For his part Leung tips his hat to The Crown for contributing to the final decision on Mui’s casting. “None of those actresses looks like Elizabeth II, but they feel like her. That’s what we were aiming for. When Louise [rehearsed], and even though she made a few small errors in the lyrics, when I looked around I saw some of the female staff already choking up. The decision was practically made then.”
Wong, who was 29 when production started, is the first to point out Mui has been dead most of life and that she missed her—and Cantopop’s—heyday. But she remembers her mother talking about her and seeing old television clips. “I learnt about her selflessness, and willingness to act on her beliefs. I recognised her tenacity, how dedicated she was to the stage, to being better, to innovating, all of which are invaluable to artists. And to paying it forward and doing your part to make the world a better place. I definitely became an Anita Mui fan.”

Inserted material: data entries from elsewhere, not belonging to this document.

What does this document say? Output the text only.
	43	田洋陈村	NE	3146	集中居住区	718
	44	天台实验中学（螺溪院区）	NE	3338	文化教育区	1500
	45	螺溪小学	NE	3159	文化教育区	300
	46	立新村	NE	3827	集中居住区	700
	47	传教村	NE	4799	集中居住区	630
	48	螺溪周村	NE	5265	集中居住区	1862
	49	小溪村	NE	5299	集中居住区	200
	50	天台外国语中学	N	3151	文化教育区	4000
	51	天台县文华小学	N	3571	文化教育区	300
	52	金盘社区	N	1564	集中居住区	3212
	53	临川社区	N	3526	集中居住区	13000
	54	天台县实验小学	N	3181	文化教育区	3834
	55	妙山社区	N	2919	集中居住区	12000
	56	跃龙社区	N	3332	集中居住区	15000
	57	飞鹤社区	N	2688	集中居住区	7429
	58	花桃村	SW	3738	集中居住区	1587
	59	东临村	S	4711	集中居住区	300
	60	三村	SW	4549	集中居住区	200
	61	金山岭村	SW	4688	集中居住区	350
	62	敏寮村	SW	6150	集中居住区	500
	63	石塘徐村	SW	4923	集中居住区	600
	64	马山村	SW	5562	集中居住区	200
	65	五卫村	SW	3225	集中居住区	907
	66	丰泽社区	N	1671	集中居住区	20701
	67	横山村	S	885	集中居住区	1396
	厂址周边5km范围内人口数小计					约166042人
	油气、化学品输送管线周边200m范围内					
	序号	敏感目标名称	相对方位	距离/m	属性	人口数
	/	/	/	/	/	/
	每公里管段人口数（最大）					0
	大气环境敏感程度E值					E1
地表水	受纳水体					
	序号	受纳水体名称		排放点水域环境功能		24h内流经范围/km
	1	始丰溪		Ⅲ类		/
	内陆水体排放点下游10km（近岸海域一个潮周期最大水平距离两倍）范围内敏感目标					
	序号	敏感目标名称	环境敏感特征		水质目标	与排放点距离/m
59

It’s far from a hot take to predict Anita will be a hit in Hong Kong. Mui died in 2003, the same grim year as the equally adored Leslie Cheung and the outbreak of SARS, making it another year Hongkongers would rather forget. There’s buzz about the film; people are making plans to see it with their families. If it’s a touch hagiographic, that will be a minor quibble for most. Leung admits that during the course of making the film Mui went from being a respected artist from the past to something more substantial for him too.
“In that era, Mui, Cheung and Alan Tam dominated the entertainment landscape, so it wasn’t special. It was normal. Now, looking back, you realise how incredible those songs are,” says Leung. Hongkongers would love nothing more than to see Mui and Cheung reunite on screen; the nostalgia-powered Anita is the next best thing.